Real local radio presenters were used for the radio voices; a sound (and obvious) decision which other indie film-makers would do well to copy as actors portraying news-readers often stick out like a sore thumb in otherwise fine productions. The music, sound editing and sound mixing are all credited to by David Hamill who has scored a number of earlier shorts by Tim Whitworth including Craig Dolby: Going for Glory, John and Gaynor and Rolfe. Nick Marshall and Mark Tica provided the visual effects.

The film was produced by a Leicestershire collective called Seven Five Productions who, curiously, seem to have no web presence whatsoever. It was shot over four days in early 2010 in Markfield and is dedicated to the memory of its cinematographer, Stewart Charles, who passed away during post-production.

One final point to note is the inclusion in the credits of a dozen or so names as ‘bodies’ and a ‘blood effects’ credit for ‘Zombie Ed’ Thurlow, organiser of the Terror4Fun newsletter and annual Day of the Undead film festival. These evidently refer to a cut sequence as there are neither bodies nor blood in The Cull. It’s possible that Stephen Graham’s character is literally mopping up blood but of course, in black and white, it’s impossible to tell.

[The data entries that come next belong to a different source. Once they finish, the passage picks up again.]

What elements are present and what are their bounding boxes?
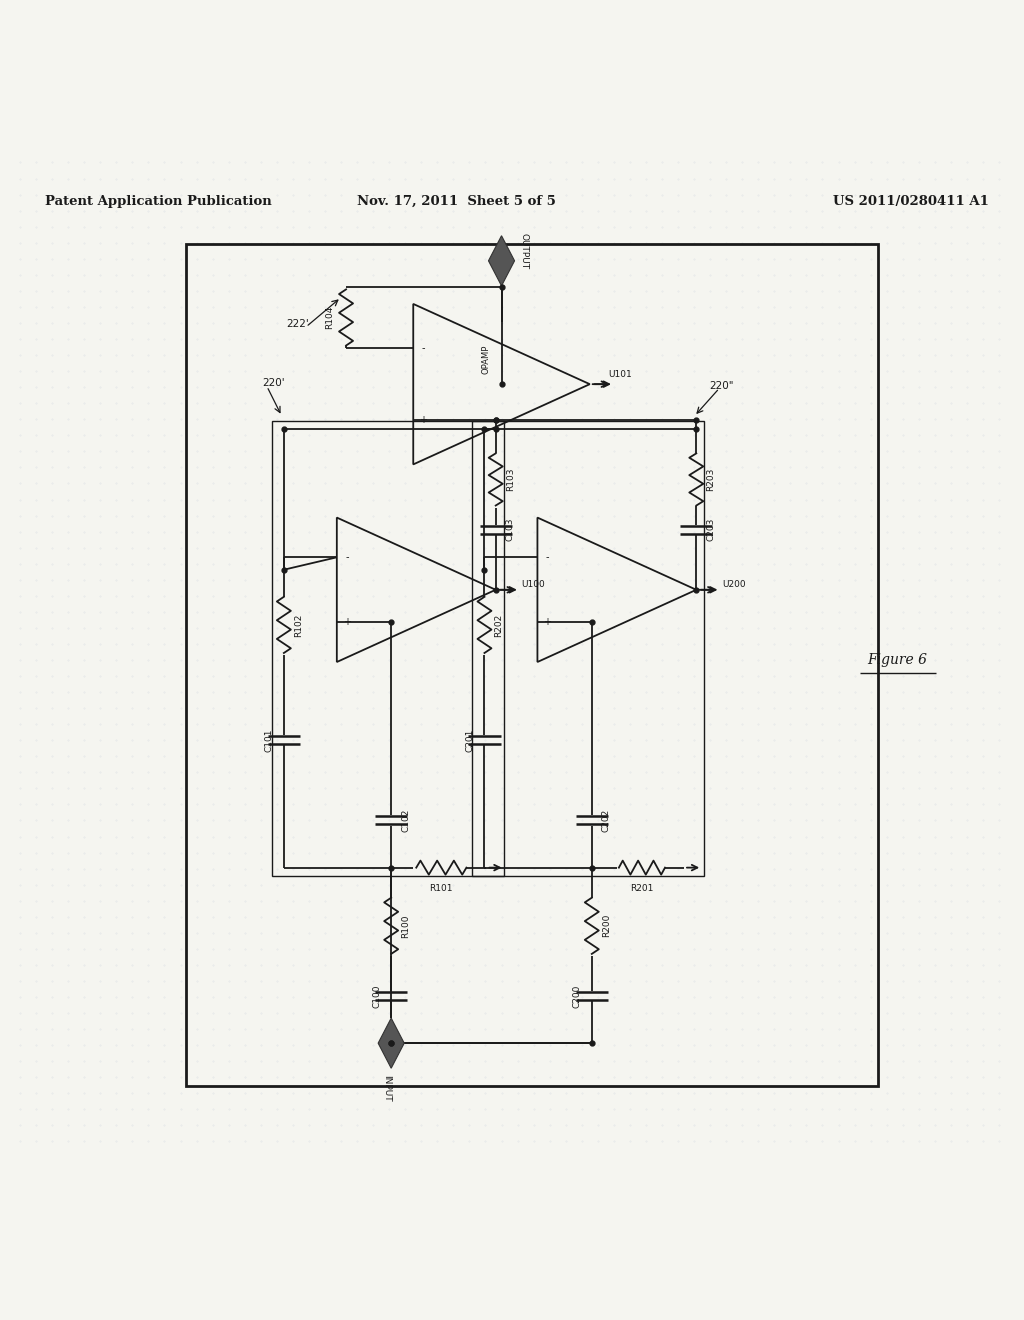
Text: R104: R104 (325, 306, 334, 329)
Text: +: + (419, 416, 427, 425)
Polygon shape (378, 1018, 404, 1068)
Text: U101: U101 (608, 370, 632, 379)
Text: R202: R202 (495, 614, 504, 636)
Text: 222': 222' (286, 319, 308, 329)
Text: 220": 220" (710, 381, 734, 391)
Text: -: - (345, 552, 348, 562)
Text: +: + (544, 618, 552, 627)
Text: R201: R201 (630, 883, 653, 892)
Text: -: - (546, 552, 549, 562)
Text: C202: C202 (602, 809, 611, 832)
Text: Figure 6: Figure 6 (867, 653, 928, 667)
Text: C203: C203 (707, 517, 716, 541)
Bar (472, 421, 705, 875)
Text: R101: R101 (430, 883, 453, 892)
Text: INPUT: INPUT (382, 1076, 391, 1102)
Text: C101: C101 (265, 729, 273, 752)
Text: C201: C201 (466, 729, 474, 752)
Text: -: - (422, 343, 425, 352)
Text: Nov. 17, 2011  Sheet 5 of 5: Nov. 17, 2011 Sheet 5 of 5 (357, 195, 556, 209)
Text: R100: R100 (401, 913, 411, 937)
Bar (271, 421, 504, 875)
Text: U200: U200 (722, 581, 745, 589)
Text: U100: U100 (521, 581, 546, 589)
Text: OUTPUT: OUTPUT (519, 232, 528, 269)
Text: R102: R102 (294, 614, 303, 636)
Text: R103: R103 (506, 467, 515, 491)
Polygon shape (488, 236, 514, 286)
Text: OPAMP: OPAMP (482, 345, 490, 374)
Text: Patent Application Publication: Patent Application Publication (45, 195, 272, 209)
Text: C102: C102 (401, 809, 411, 832)
Text: R203: R203 (707, 467, 716, 491)
Text: US 2011/0280411 A1: US 2011/0280411 A1 (833, 195, 988, 209)
Text: +: + (343, 618, 351, 627)
Text: C100: C100 (372, 985, 381, 1007)
Text: 220': 220' (262, 378, 285, 388)
Bar (185, 244, 878, 1086)
Text: C103: C103 (506, 517, 515, 541)
Text: C200: C200 (572, 985, 582, 1007)
Text: R200: R200 (602, 915, 611, 937)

This is a commendably professional-looking short film whose grasp unfortunately exceeds its reach. The Cull is without a doubt an interesting film; I wouldn’t have been able to write three and a half thousand words about it otherwise, even allowing for my opening polemic. But it’s also a frustrating film. There’s a good - and important - idea in there somewhere but it just doesn’t come through in the script.